King County budget proposal includes deep cuts
September 27, 2010
By Warren Kagarise
NEW — 2 p.m. Sept. 27, 2010
King County Executive Dow Constantine has proposed employee layoffs and service cuts to county departments to bridge a $60 million budget shortfall.
Constantine proposed a $5 billion budget Monday — including $612.8 million for the general fund, the account used to pay for public safety and criminal justice services. Constantine has allotted more than three-fourths of the budget for safety services.
King County Council members said after years of deep cuts, only difficult decisions remain to close the spending gap. The council is due to approve a budget by late November.
Issaquah-area Councilwoman Kathy Lambert serves as vice chairwoman of the Budget Leadership Team and directs the Health and Human Services Panel, the group responsible for assessing the proposed budget for public health and human services funding.

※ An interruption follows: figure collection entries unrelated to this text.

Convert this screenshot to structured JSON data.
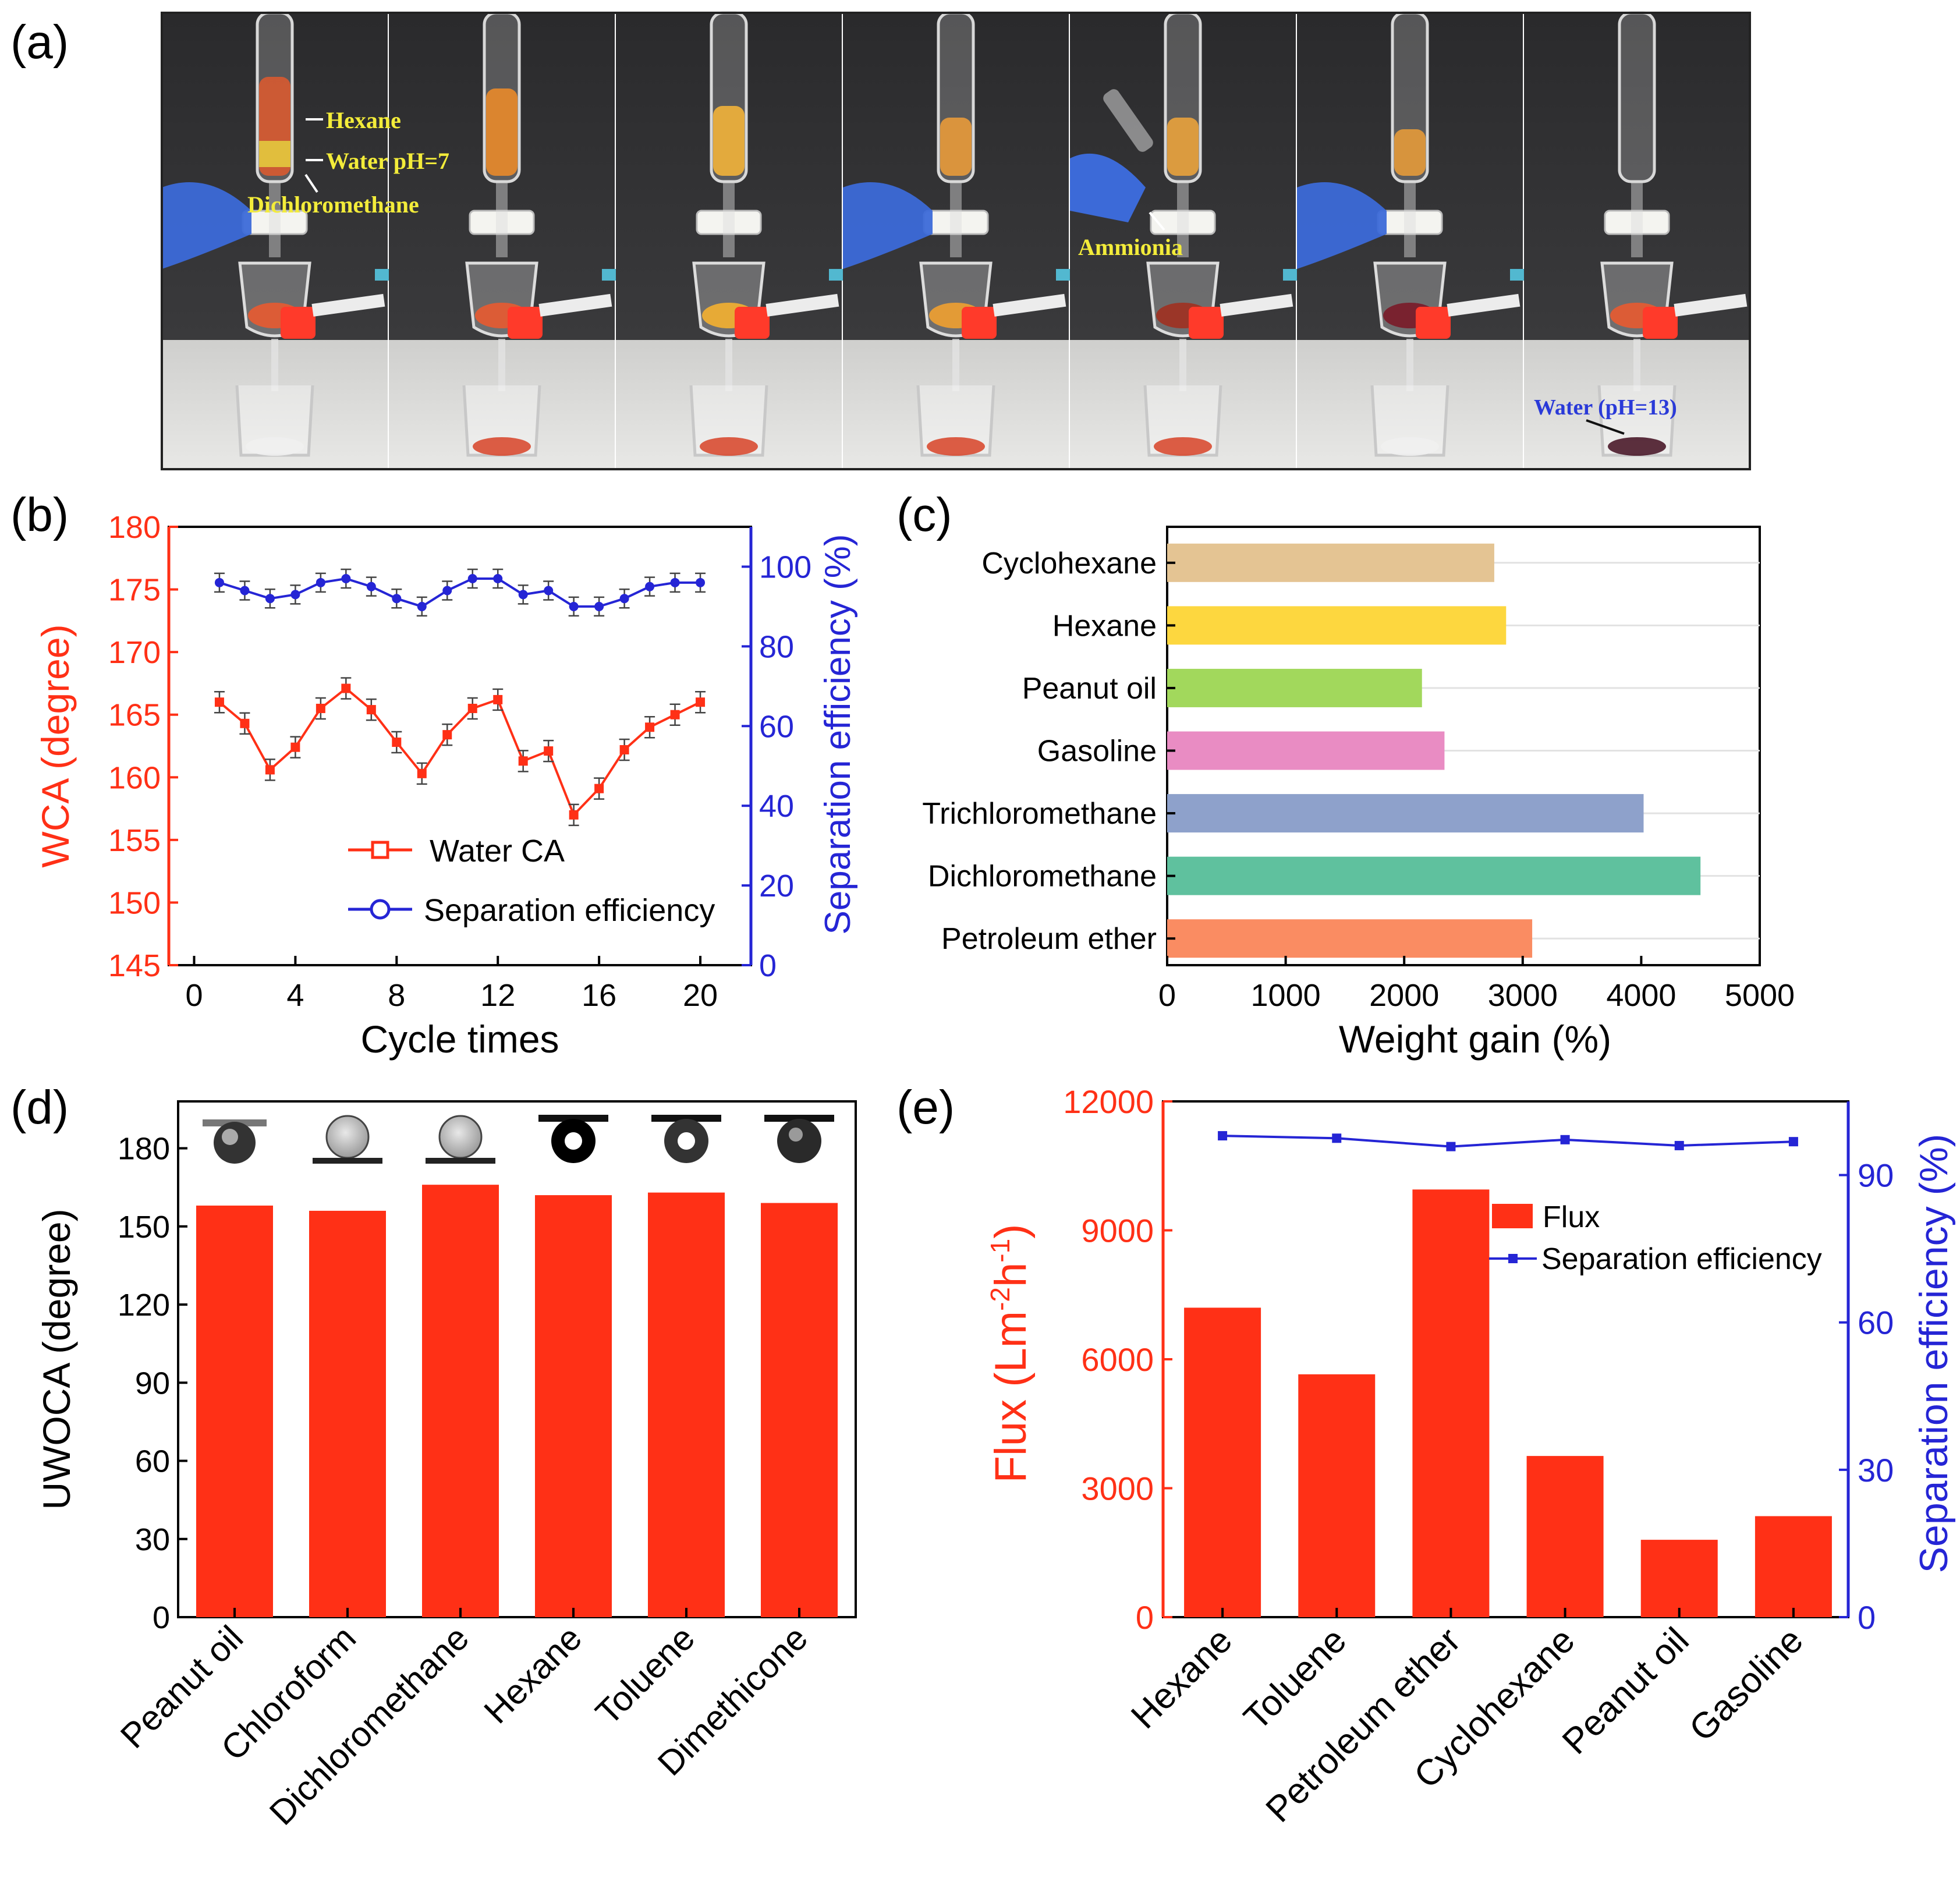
{
  "panel_labels": [
    "(a)",
    "(b)",
    "(c)",
    "(d)",
    "(e)"
  ],
  "photo_labels": {
    "hexane": "Hexane",
    "water": "Water pH=7",
    "dcm": "Dichloromethane",
    "ammonia": "Ammionia",
    "water13": "Water (pH=13)"
  },
  "colors": {
    "red": "#ff3016",
    "blue": "#2525d5",
    "arrow": "#52b8d0"
  },
  "chart_data": [
    {
      "id": "b",
      "type": "line",
      "x": [
        1,
        2,
        3,
        4,
        5,
        6,
        7,
        8,
        9,
        10,
        11,
        12,
        13,
        14,
        15,
        16,
        17,
        18,
        19,
        20
      ],
      "series": [
        {
          "name": "Water CA",
          "axis": "left",
          "values": [
            166,
            164.3,
            160.6,
            162.4,
            165.5,
            167.1,
            165.4,
            162.8,
            160.3,
            163.4,
            165.5,
            166.2,
            161.3,
            162.1,
            157,
            159.1,
            162.2,
            164,
            165,
            166
          ]
        },
        {
          "name": "Separation efficiency",
          "axis": "right",
          "values": [
            96,
            94,
            92,
            93,
            96,
            97,
            95,
            92,
            90,
            94,
            97,
            97,
            93,
            94,
            90,
            90,
            92,
            95,
            96,
            96
          ]
        }
      ],
      "xlabel": "Cycle times",
      "ylabel": "WCA (degree)",
      "y2label": "Separation efficiency (%)",
      "xlim": [
        -1,
        22
      ],
      "ylim": [
        145,
        180
      ],
      "y2lim": [
        0,
        110
      ],
      "xticks": [
        0,
        4,
        8,
        12,
        16,
        20
      ],
      "yticks": [
        145,
        150,
        155,
        160,
        165,
        170,
        175,
        180
      ],
      "y2ticks": [
        0,
        20,
        40,
        60,
        80,
        100
      ],
      "legend": "lower-center"
    },
    {
      "id": "c",
      "type": "bar",
      "orientation": "horizontal",
      "categories": [
        "Cyclohexane",
        "Hexane",
        "Peanut oil",
        "Gasoline",
        "Trichloromethane",
        "Dichloromethane",
        "Petroleum ether"
      ],
      "values": [
        2760,
        2860,
        2150,
        2340,
        4020,
        4500,
        3080
      ],
      "bar_colors": [
        "#e4c493",
        "#fdd73f",
        "#a2d85c",
        "#e98cc3",
        "#8ea1cb",
        "#5fc19e",
        "#fa8c62"
      ],
      "xlabel": "Weight gain (%)",
      "xlim": [
        0,
        5000
      ],
      "xticks": [
        0,
        1000,
        2000,
        3000,
        4000,
        5000
      ]
    },
    {
      "id": "d",
      "type": "bar",
      "categories": [
        "Peanut oil",
        "Chloroform",
        "Dichloromethane",
        "Hexane",
        "Toluene",
        "Dimethicone"
      ],
      "values": [
        158,
        156,
        166,
        162,
        163,
        159
      ],
      "ylabel": "UWOCA (degree)",
      "ylim": [
        0,
        198
      ],
      "yticks": [
        0,
        30,
        60,
        90,
        120,
        150,
        180
      ]
    },
    {
      "id": "e",
      "type": "bar",
      "categories": [
        "Hexane",
        "Toluene",
        "Petroleum ether",
        "Cyclohexane",
        "Peanut oil",
        "Gasoline"
      ],
      "series": [
        {
          "name": "Flux",
          "axis": "left",
          "values": [
            7200,
            5650,
            9950,
            3750,
            1800,
            2350
          ]
        },
        {
          "name": "Separation efficiency",
          "axis": "right",
          "values": [
            98,
            97.5,
            95.8,
            97.2,
            96,
            96.8
          ]
        }
      ],
      "ylabel": "Flux (Lm-2h-1)",
      "ylabel_main": "Flux (Lm",
      "ylabel_sup1": "-2",
      "ylabel_mid": "h",
      "ylabel_sup2": "-1",
      "ylabel_end": ")",
      "y2label": "Separation efficiency (%)",
      "ylim": [
        0,
        12000
      ],
      "y2lim": [
        0,
        105
      ],
      "yticks": [
        0,
        3000,
        6000,
        9000,
        12000
      ],
      "y2ticks": [
        0,
        30,
        60,
        90
      ],
      "legend": "upper-right"
    }
  ]
}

“The county’s local government responsibility is an important issue I will focus on throughout the budget process,” Lambert said. “People living in unincorporated areas depend on King County for local government services, such as law enforcement, and we have the responsibility to provide local services for these residents, particularly in the rural area.”

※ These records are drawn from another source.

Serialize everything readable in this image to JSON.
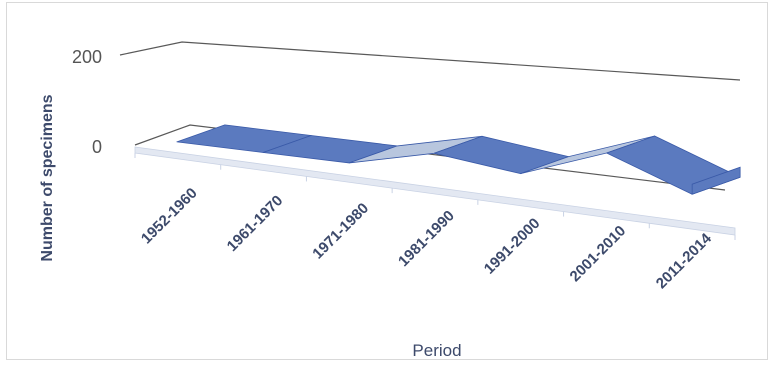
{
  "chart_data": {
    "type": "area",
    "title": "",
    "xlabel": "Period",
    "ylabel": "Number of specimens",
    "ylim": [
      0,
      200
    ],
    "yticks": [
      "0",
      "200"
    ],
    "categories": [
      "1952-1960",
      "1961-1970",
      "1971-1980",
      "1981-1990",
      "1991-2000",
      "2001-2010",
      "2011-2014"
    ],
    "series": [
      {
        "values": [
          15,
          8,
          2,
          35,
          10,
          60,
          0
        ]
      }
    ],
    "grid": true,
    "legend": "none",
    "style": "3d-ribbon",
    "colors": {
      "ribbon_top": "#b8c6de",
      "ribbon_front": "#5b7abf",
      "ribbon_edge": "#3a5aa8",
      "axis_text": "#3d4a6b",
      "gridline": "#595959"
    }
  }
}
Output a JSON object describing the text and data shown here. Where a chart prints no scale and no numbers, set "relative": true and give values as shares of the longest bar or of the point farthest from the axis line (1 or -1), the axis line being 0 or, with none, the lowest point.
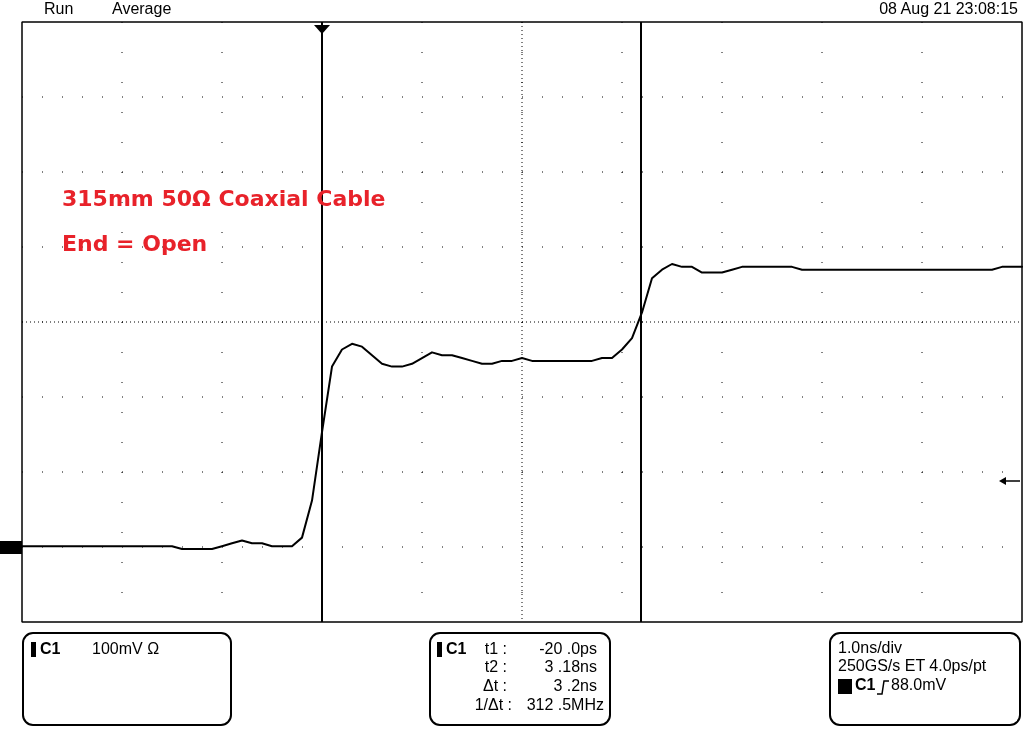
{
  "chart_data": {
    "type": "line",
    "title": "315mm 50Ω Coaxial Cable",
    "subtitle": "End = Open",
    "relative": true,
    "grid": true,
    "marker": "none",
    "line_style": "solid",
    "categories": [
      null,
      null,
      null,
      null,
      null,
      null,
      null,
      null,
      null,
      null,
      null,
      null,
      null,
      null,
      null,
      null,
      null,
      null,
      null,
      null,
      null,
      null,
      null,
      null,
      null,
      null,
      null,
      null,
      null,
      null,
      null,
      null,
      null,
      null,
      null,
      null,
      null,
      null,
      null,
      null,
      null,
      null,
      null,
      null,
      null,
      null,
      null,
      null,
      null,
      null,
      null,
      null,
      null,
      null,
      null,
      null,
      null,
      null,
      null,
      null,
      null,
      null,
      null,
      null,
      null,
      null,
      null,
      null,
      null,
      null,
      null,
      null,
      null,
      null,
      null,
      null,
      null,
      null,
      null,
      null,
      null,
      null,
      null,
      null,
      null,
      null,
      null,
      null,
      null,
      null,
      null,
      null,
      null,
      null,
      null,
      null,
      null,
      null,
      null,
      null,
      null
    ],
    "series": [
      {
        "color": "#000000",
        "values": [
          0.01,
          0.01,
          0.01,
          0.01,
          0.01,
          0.01,
          0.01,
          0.01,
          0.01,
          0.01,
          0.01,
          0.01,
          0.01,
          0.01,
          0.01,
          0.01,
          0.0,
          0,
          0,
          0,
          0.01,
          0.02,
          0.03,
          0.02,
          0.02,
          0.01,
          0.01,
          0.01,
          0.04,
          0.17,
          0.41,
          0.64,
          0.7,
          0.72,
          0.71,
          0.68,
          0.65,
          0.64,
          0.64,
          0.65,
          0.67,
          0.69,
          0.68,
          0.68,
          0.67,
          0.66,
          0.65,
          0.65,
          0.66,
          0.66,
          0.67,
          0.66,
          0.66,
          0.66,
          0.66,
          0.66,
          0.66,
          0.66,
          0.67,
          0.67,
          0.7,
          0.74,
          0.83,
          0.95,
          0.98,
          1,
          0.99,
          0.99,
          0.97,
          0.97,
          0.97,
          0.98,
          0.99,
          0.99,
          0.99,
          0.99,
          0.99,
          0.99,
          0.98,
          0.98,
          0.98,
          0.98,
          0.98,
          0.98,
          0.98,
          0.98,
          0.98,
          0.98,
          0.98,
          0.98,
          0.98,
          0.98,
          0.98,
          0.98,
          0.98,
          0.98,
          0.98,
          0.98,
          0.99,
          0.99,
          0.99
        ]
      }
    ],
    "annotations": [
      "Run",
      "Average",
      "08 Aug 21 23:08:15",
      "C1",
      "100mV Ω",
      "C1",
      "t1 :",
      "-20 .0ps",
      "t2 :",
      "3 .18ns",
      "Δt :",
      "3 .2ns",
      "1/Δt :",
      "312 .5MHz",
      "1.0ns/div",
      "250GS/s ET 4.0ps/pt",
      "C1",
      "88.0mV"
    ]
  }
}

Councilman Reagan Dunn, the other Issaquah-area representative, leads the Law and Justice Panel. The group must decide on proposed budgets for the King County Sheriff’s Office, the Prosecutor’s Office, and the District and Superior courts.

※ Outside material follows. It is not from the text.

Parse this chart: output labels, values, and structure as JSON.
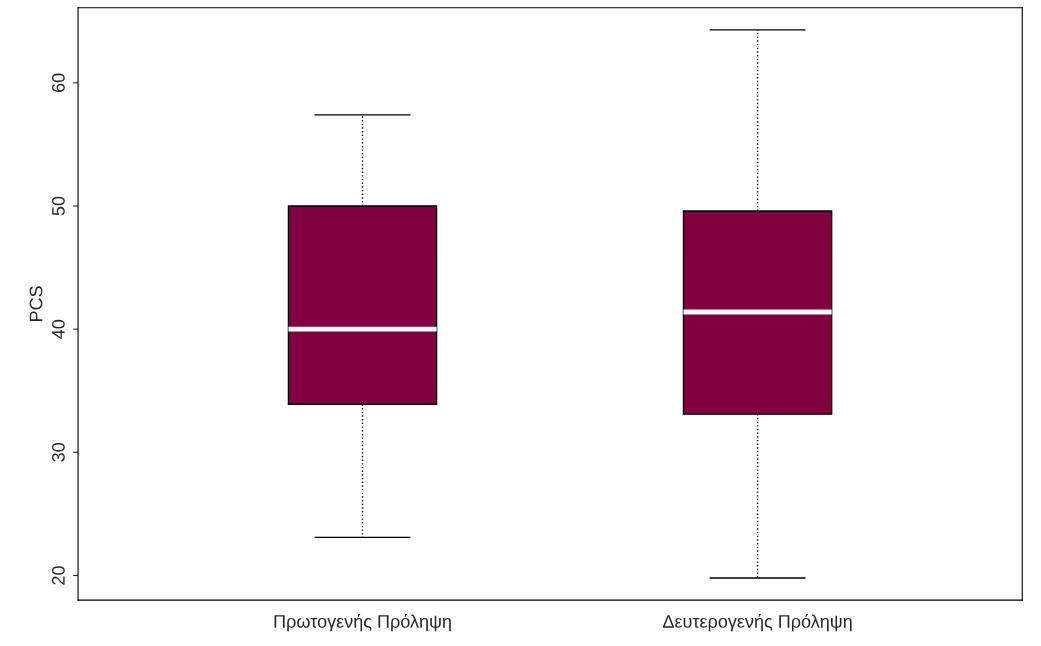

“The cuts to our law enforcement system are deep. I don’t like seeing the safety of the community on the chopping block and I will work with my colleagues to find ways to restore the worst cuts,” he said in a statement. “This budget must start us on a path toward more sustainable budgets. Unless we can limit the growth of King County government to the rate of inflation, we will be here year after year cutting our most important programs.”
The review process starts Oct. 5. But the proposed budget could receive a last-minute rewrite if a county sales tax measure passes in November. The county has asked voters to increase the sales tax rate from 9.5 percent to 9.7 percent to prevent cuts to criminal justice services.